Nothing has been said thus far about "medical malpractice insurance" also mentioned. That's the animal behind the phrase tort reform which HCR critics love to mention and Democrats routinely ignore. The argument against it (that malpractice awards are an insignificant part of overall costs) is really a good reason to make a few adjustments in the name of "tort reform" in order to placate complainers, but there is a stubborn partisan reluctance on the part of advocates to touch the issue.The president mentioned it out loud in the SOTU speech but it was never mentioned again by either party.


One alternative to what is currently a wildly unpredictable system would create special "health care courts" to litigate malpractice lawsuits.

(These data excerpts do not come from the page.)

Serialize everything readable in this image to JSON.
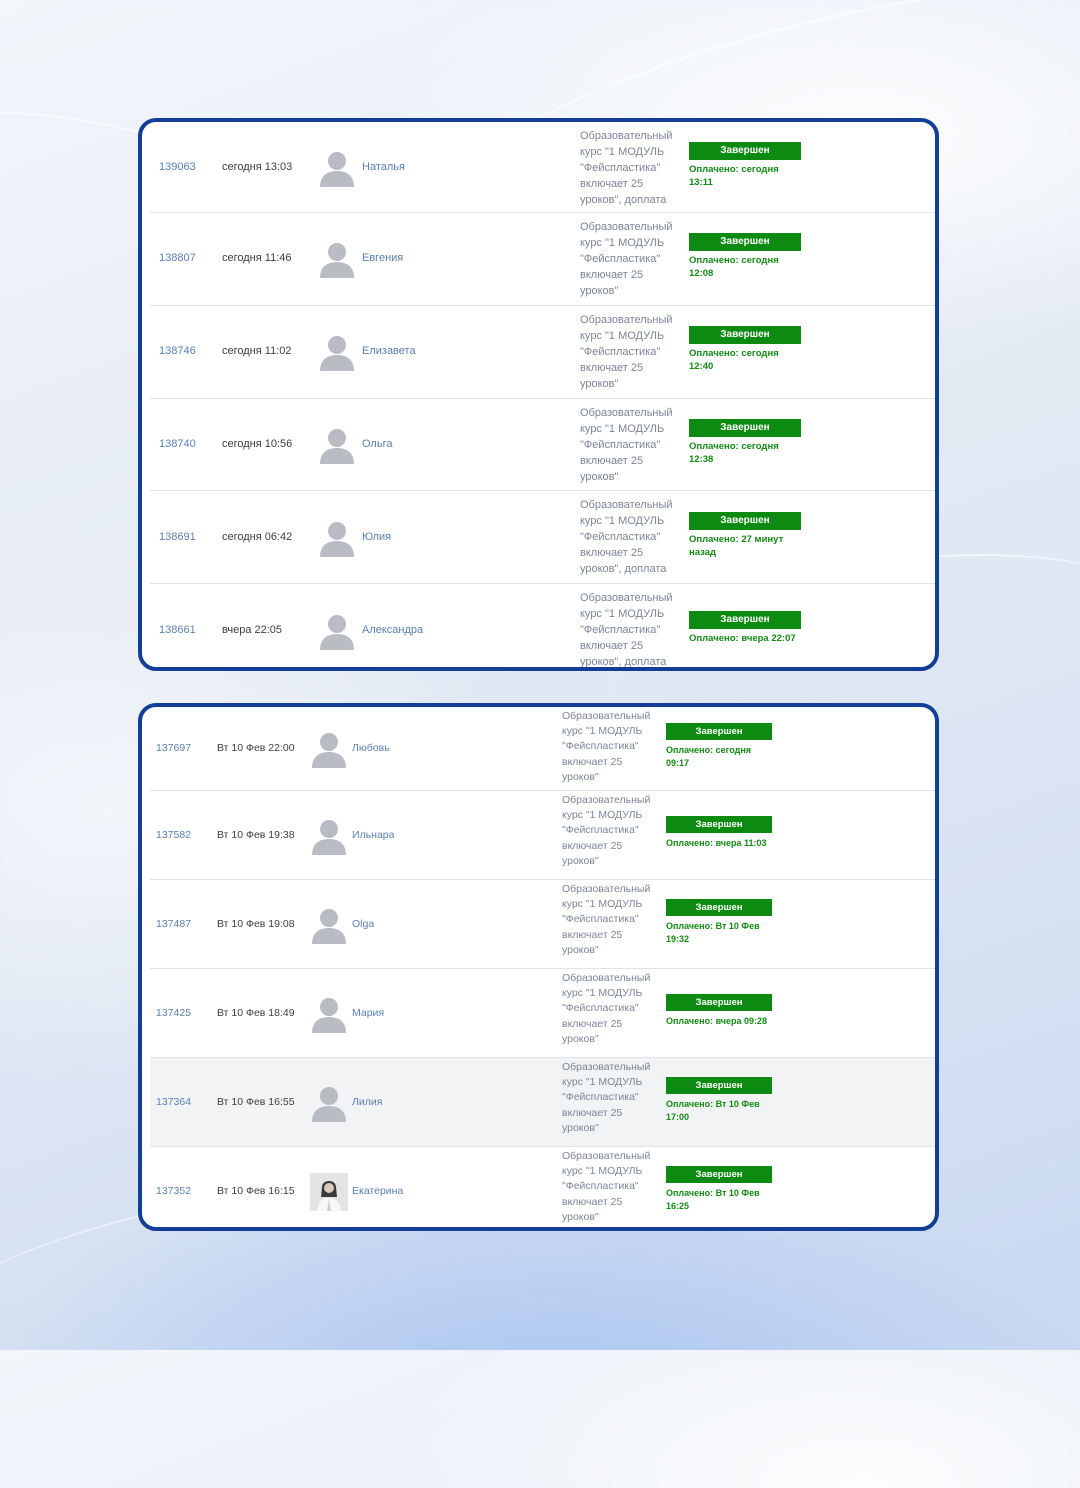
{
  "colors": {
    "panel_border": "#123f95",
    "status_green": "#0c8a12",
    "paid_text": "#138a14",
    "link_blue": "#5a7fb0"
  },
  "panels": [
    {
      "rows": [
        {
          "id": "139063",
          "date": "сегодня 13:03",
          "avatar": "default-avatar-icon",
          "name": "Наталья",
          "product": [
            "Образовательный",
            "курс \"1 МОДУЛЬ",
            "\"Фейспластика\"",
            "включает 25",
            "уроков\", доплата"
          ],
          "status": "Завершен",
          "paid": [
            "Оплачено: сегодня",
            "13:11"
          ]
        },
        {
          "id": "138807",
          "date": "сегодня 11:46",
          "avatar": "default-avatar-icon",
          "name": "Евгения",
          "product": [
            "Образовательный",
            "курс \"1 МОДУЛЬ",
            "\"Фейспластика\"",
            "включает 25",
            "уроков\""
          ],
          "status": "Завершен",
          "paid": [
            "Оплачено: сегодня",
            "12:08"
          ]
        },
        {
          "id": "138746",
          "date": "сегодня 11:02",
          "avatar": "default-avatar-icon",
          "name": "Елизавета",
          "product": [
            "Образовательный",
            "курс \"1 МОДУЛЬ",
            "\"Фейспластика\"",
            "включает 25",
            "уроков\""
          ],
          "status": "Завершен",
          "paid": [
            "Оплачено: сегодня",
            "12:40"
          ]
        },
        {
          "id": "138740",
          "date": "сегодня 10:56",
          "avatar": "default-avatar-icon",
          "name": "Ольга",
          "product": [
            "Образовательный",
            "курс \"1 МОДУЛЬ",
            "\"Фейспластика\"",
            "включает 25",
            "уроков\""
          ],
          "status": "Завершен",
          "paid": [
            "Оплачено: сегодня",
            "12:38"
          ]
        },
        {
          "id": "138691",
          "date": "сегодня 06:42",
          "avatar": "default-avatar-icon",
          "name": "Юлия",
          "product": [
            "Образовательный",
            "курс \"1 МОДУЛЬ",
            "\"Фейспластика\"",
            "включает 25",
            "уроков\", доплата"
          ],
          "status": "Завершен",
          "paid": [
            "Оплачено: 27 минут",
            "назад"
          ]
        },
        {
          "id": "138661",
          "date": "вчера 22:05",
          "avatar": "default-avatar-icon",
          "name": "Александра",
          "product": [
            "Образовательный",
            "курс \"1 МОДУЛЬ",
            "\"Фейспластика\"",
            "включает 25",
            "уроков\", доплата"
          ],
          "status": "Завершен",
          "paid": [
            "Оплачено: вчера 22:07"
          ]
        }
      ]
    },
    {
      "rows": [
        {
          "id": "137697",
          "date": "Вт 10 Фев 22:00",
          "avatar": "default-avatar-icon",
          "name": "Любовь",
          "product": [
            "Образовательный",
            "курс \"1 МОДУЛЬ",
            "\"Фейспластика\"",
            "включает 25",
            "уроков\""
          ],
          "status": "Завершен",
          "paid": [
            "Оплачено: сегодня",
            "09:17"
          ]
        },
        {
          "id": "137582",
          "date": "Вт 10 Фев 19:38",
          "avatar": "default-avatar-icon",
          "name": "Ильнара",
          "product": [
            "Образовательный",
            "курс \"1 МОДУЛЬ",
            "\"Фейспластика\"",
            "включает 25",
            "уроков\""
          ],
          "status": "Завершен",
          "paid": [
            "Оплачено: вчера 11:03"
          ]
        },
        {
          "id": "137487",
          "date": "Вт 10 Фев 19:08",
          "avatar": "default-avatar-icon",
          "name": "Olga",
          "product": [
            "Образовательный",
            "курс \"1 МОДУЛЬ",
            "\"Фейспластика\"",
            "включает 25",
            "уроков\""
          ],
          "status": "Завершен",
          "paid": [
            "Оплачено: Вт 10 Фев",
            "19:32"
          ]
        },
        {
          "id": "137425",
          "date": "Вт 10 Фев 18:49",
          "avatar": "default-avatar-icon",
          "name": "Мария",
          "product": [
            "Образовательный",
            "курс \"1 МОДУЛЬ",
            "\"Фейспластика\"",
            "включает 25",
            "уроков\""
          ],
          "status": "Завершен",
          "paid": [
            "Оплачено: вчера 09:28"
          ]
        },
        {
          "id": "137364",
          "date": "Вт 10 Фев 16:55",
          "avatar": "default-avatar-icon",
          "name": "Лилия",
          "product": [
            "Образовательный",
            "курс \"1 МОДУЛЬ",
            "\"Фейспластика\"",
            "включает 25",
            "уроков\""
          ],
          "status": "Завершен",
          "paid": [
            "Оплачено: Вт 10 Фев",
            "17:00"
          ]
        },
        {
          "id": "137352",
          "date": "Вт 10 Фев 16:15",
          "avatar": "photo-avatar",
          "name": "Екатерина",
          "product": [
            "Образовательный",
            "курс \"1 МОДУЛЬ",
            "\"Фейспластика\"",
            "включает 25",
            "уроков\""
          ],
          "status": "Завершен",
          "paid": [
            "Оплачено: Вт 10 Фев",
            "16:25"
          ]
        }
      ]
    }
  ]
}
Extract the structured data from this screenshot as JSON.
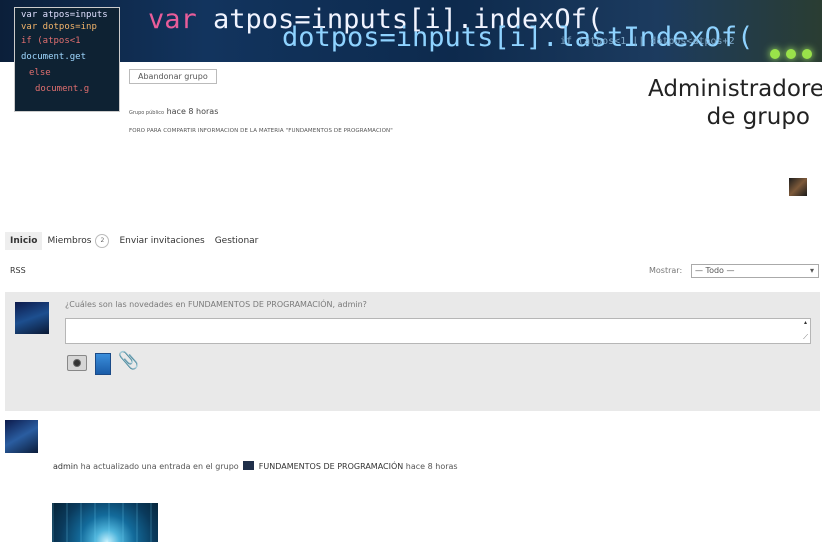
{
  "cover": {
    "code_line1_keyword": "var",
    "code_line1_rest": " atpos=inputs[i].indexOf(",
    "code_line2": "dotpos=inputs[i].lastIndexOf(",
    "code_line3": "if (atpos<1 || dotpos<atpos+2"
  },
  "group_avatar": {
    "code_lines": [
      "var atpos=inputs",
      "var dotpos=inp",
      "if (atpos<1",
      "document.get",
      "else",
      "document.g"
    ]
  },
  "header": {
    "leave_button": "Abandonar grupo",
    "group_type": "Grupo público",
    "last_active": "hace 8 horas",
    "description": "FORO PARA COMPARTIR INFORMACION DE LA MATERIA \"FUNDAMENTOS DE PROGRAMACION\""
  },
  "admins": {
    "title": "Administradores de grupo"
  },
  "tabs": [
    {
      "label": "Inicio",
      "active": true
    },
    {
      "label": "Miembros",
      "count": "2"
    },
    {
      "label": "Enviar invitaciones"
    },
    {
      "label": "Gestionar"
    }
  ],
  "feed_controls": {
    "rss": "RSS",
    "show_label": "Mostrar:",
    "show_selected": "— Todo —"
  },
  "status": {
    "prompt": "¿Cuáles son las novedades en FUNDAMENTOS DE PROGRAMACIÓN, admin?",
    "input_value": ""
  },
  "activity": {
    "user": "admin",
    "action": " ha actualizado una entrada en el grupo ",
    "group": "FUNDAMENTOS DE PROGRAMACIÓN",
    "time": " hace 8 horas"
  },
  "colors": {
    "accent_panel": "#e9e9e9",
    "cover_keyword": "#e95d9a"
  }
}
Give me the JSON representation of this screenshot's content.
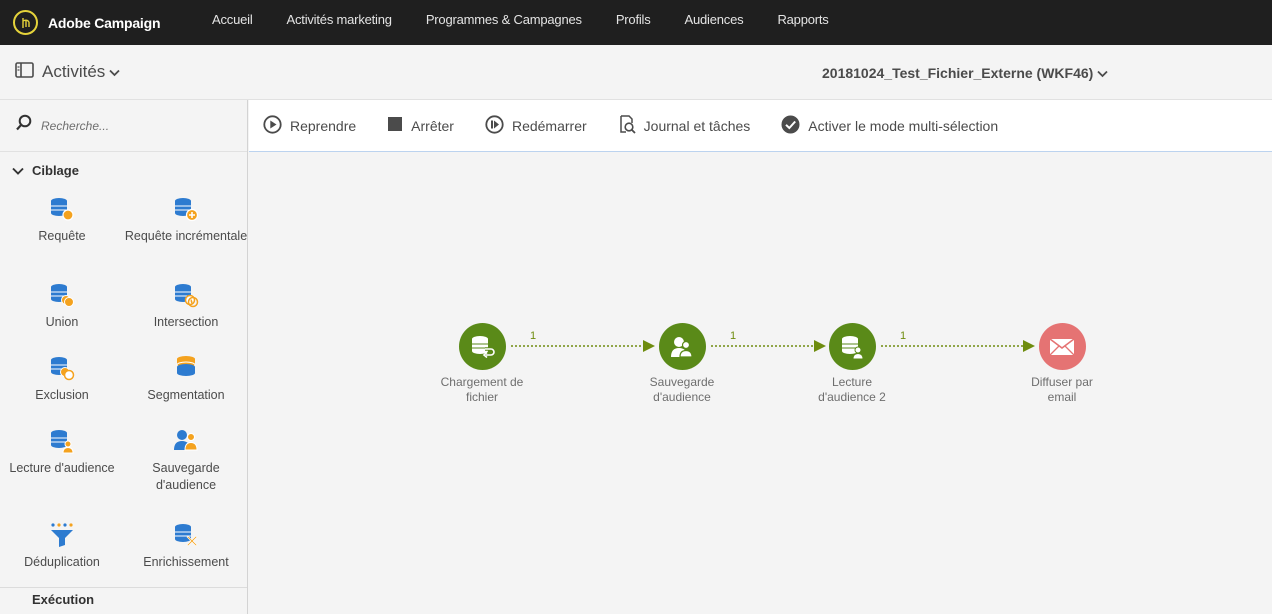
{
  "topnav": {
    "brand": "Adobe Campaign",
    "items": [
      {
        "label": "Accueil"
      },
      {
        "label": "Activités marketing"
      },
      {
        "label": "Programmes & Campagnes"
      },
      {
        "label": "Profils"
      },
      {
        "label": "Audiences"
      },
      {
        "label": "Rapports"
      }
    ]
  },
  "subheader": {
    "activities_label": "Activités",
    "workflow_title": "20181024_Test_Fichier_Externe (WKF46)"
  },
  "sidebar": {
    "search_placeholder": "Recherche...",
    "section_label": "Ciblage",
    "next_section_label": "Exécution",
    "tiles": [
      {
        "label": "Requête",
        "icon": "query-icon"
      },
      {
        "label": "Requête incrémentale",
        "icon": "incremental-query-icon"
      },
      {
        "label": "Union",
        "icon": "union-icon"
      },
      {
        "label": "Intersection",
        "icon": "intersection-icon"
      },
      {
        "label": "Exclusion",
        "icon": "exclusion-icon"
      },
      {
        "label": "Segmentation",
        "icon": "segmentation-icon"
      },
      {
        "label": "Lecture d'audience",
        "icon": "read-audience-icon"
      },
      {
        "label": "Sauvegarde d'audience",
        "icon": "save-audience-icon"
      },
      {
        "label": "Déduplication",
        "icon": "deduplication-icon"
      },
      {
        "label": "Enrichissement",
        "icon": "enrichment-icon"
      }
    ]
  },
  "toolbar": {
    "resume": "Reprendre",
    "stop": "Arrêter",
    "restart": "Redémarrer",
    "journal": "Journal et tâches",
    "multiselect": "Activer le mode multi-sélection"
  },
  "workflow": {
    "nodes": [
      {
        "label_line1": "Chargement de",
        "label_line2": "fichier",
        "icon": "file-load-icon"
      },
      {
        "label_line1": "Sauvegarde",
        "label_line2": "d'audience",
        "icon": "save-audience-icon"
      },
      {
        "label_line1": "Lecture",
        "label_line2": "d'audience 2",
        "icon": "read-audience-icon"
      },
      {
        "label_line1": "Diffuser par",
        "label_line2": "email",
        "icon": "email-icon"
      }
    ],
    "edges": [
      {
        "count": "1"
      },
      {
        "count": "1"
      },
      {
        "count": "1"
      }
    ]
  },
  "colors": {
    "topbar": "#1f1f1f",
    "node_green": "#5a8a18",
    "node_red": "#e57373",
    "icon_blue": "#2d7bd0",
    "icon_orange": "#f4a21e",
    "edge_green": "#6e8c0e"
  }
}
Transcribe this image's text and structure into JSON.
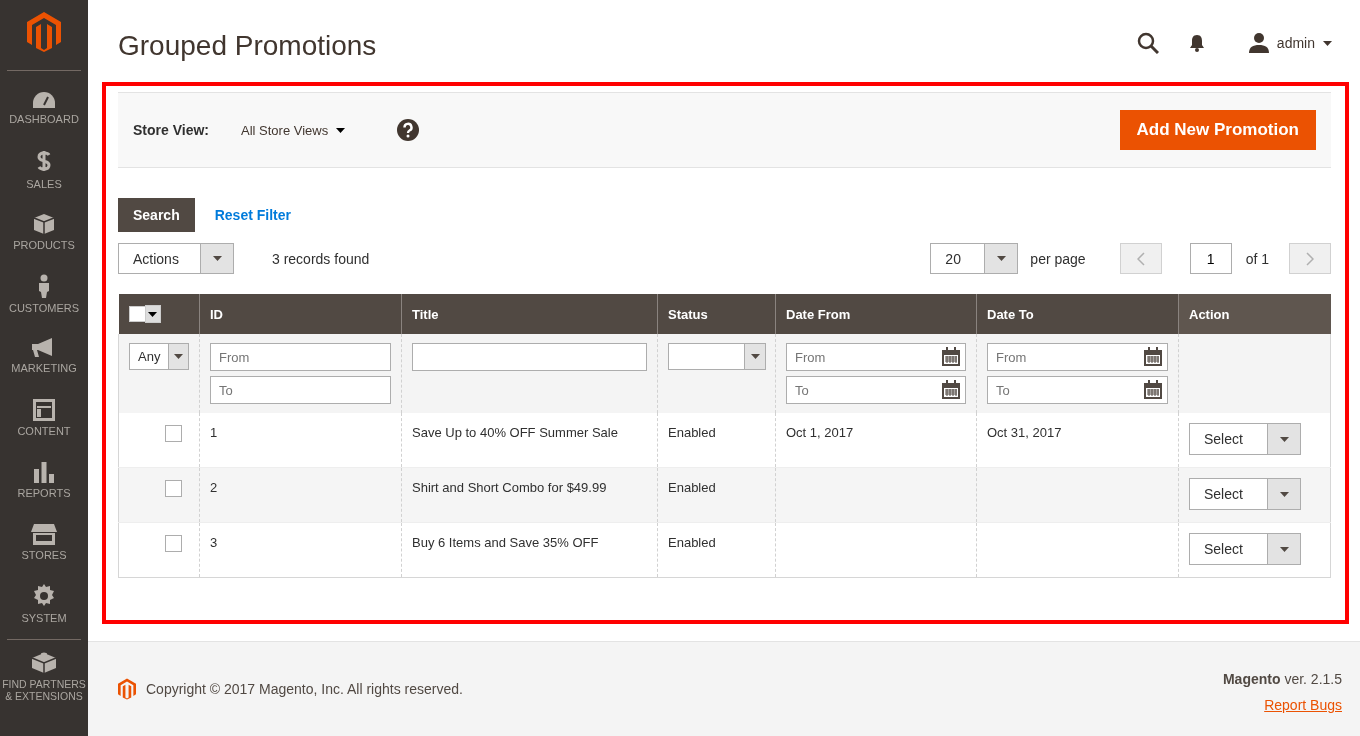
{
  "sidebar": {
    "items": [
      {
        "kind": "dashboard",
        "label": "DASHBOARD"
      },
      {
        "kind": "sales",
        "label": "SALES"
      },
      {
        "kind": "products",
        "label": "PRODUCTS"
      },
      {
        "kind": "customers",
        "label": "CUSTOMERS"
      },
      {
        "kind": "marketing",
        "label": "MARKETING"
      },
      {
        "kind": "content",
        "label": "CONTENT"
      },
      {
        "kind": "reports",
        "label": "REPORTS"
      },
      {
        "kind": "stores",
        "label": "STORES"
      },
      {
        "kind": "system",
        "label": "SYSTEM"
      },
      {
        "kind": "partners",
        "label": "FIND PARTNERS & EXTENSIONS"
      }
    ]
  },
  "header": {
    "title": "Grouped Promotions",
    "user": "admin"
  },
  "store_view": {
    "label": "Store View:",
    "value": "All Store Views",
    "add_button": "Add New Promotion"
  },
  "toolbar": {
    "search": "Search",
    "reset": "Reset Filter",
    "actions": "Actions",
    "records": "3 records found",
    "per_page_value": "20",
    "per_page_label": "per page",
    "page": "1",
    "of_pages": "of 1"
  },
  "table": {
    "columns": [
      "ID",
      "Title",
      "Status",
      "Date From",
      "Date To",
      "Action"
    ],
    "mass_select": {
      "checked": false
    },
    "filters": {
      "mass": "Any",
      "id_from": {
        "placeholder": "From"
      },
      "id_to": {
        "placeholder": "To"
      },
      "date_from_from": {
        "placeholder": "From"
      },
      "date_from_to": {
        "placeholder": "To"
      },
      "date_to_from": {
        "placeholder": "From"
      },
      "date_to_to": {
        "placeholder": "To"
      }
    },
    "rows": [
      {
        "checked": false,
        "id": "1",
        "title": "Save Up to 40% OFF Summer Sale",
        "status": "Enabled",
        "date_from": "Oct 1, 2017",
        "date_to": "Oct 31, 2017",
        "action": "Select"
      },
      {
        "checked": false,
        "id": "2",
        "title": "Shirt and Short Combo for $49.99",
        "status": "Enabled",
        "action": "Select"
      },
      {
        "checked": false,
        "id": "3",
        "title": "Buy 6 Items and Save 35% OFF",
        "status": "Enabled",
        "action": "Select"
      }
    ]
  },
  "footer": {
    "copyright": "Copyright © 2017 Magento, Inc. All rights reserved.",
    "brand": "Magento",
    "version": "ver. 2.1.5",
    "report": "Report Bugs"
  }
}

Studies have repeatedly demonstrated that the current ad hoc system of justice, with verdicts that vary widely from one jury to the next, has spawned a culture of legal fear and self protection. Studies also show that the system fails injured patients -- a claim takes an average of five years to resolve and nearly 60 cents out of every dollar spent in the malpractice system ends up going to lawyers or administrative costs.

That's why most of the important health-care constituencies, from the American Medical Association to AARP, favor creating pilot projects for special health courts. Mr. Obama has recently talked about the need "to explore a range of ideas about how to . . . scale back the excessive defensive medicine."


But one interest group hates the idea. You guessed which one. Sen. Mike Enzi (R., Wy.) discovered just how powerful the trial lawyers are when he proposed creating health court pilot projects. His proposal was only to permit experiments, not broad-scale tort reform, and it had been developed with Sen. Max Baucus (D., Mt.), chairman of the Finance Committee. But when Mr. Enzi offered this modest proposal, other members of the Senate Committee on Health, Education, Labor and Pensions killed the idea, declaring that the Constitution requires juries to be the ultimate decision maker in civil lawsuits.


That's not true. Special courts without juries are common in America and include courts for bankruptcy, tax disputes, workers compensation and more. America has a long history of using expert courts when there is a need for expertise and consistency. It's hard to imagine any area that needs consistent justice more than health care.



But that can has been kicked so far down the road there is no knowing when it will be seen again.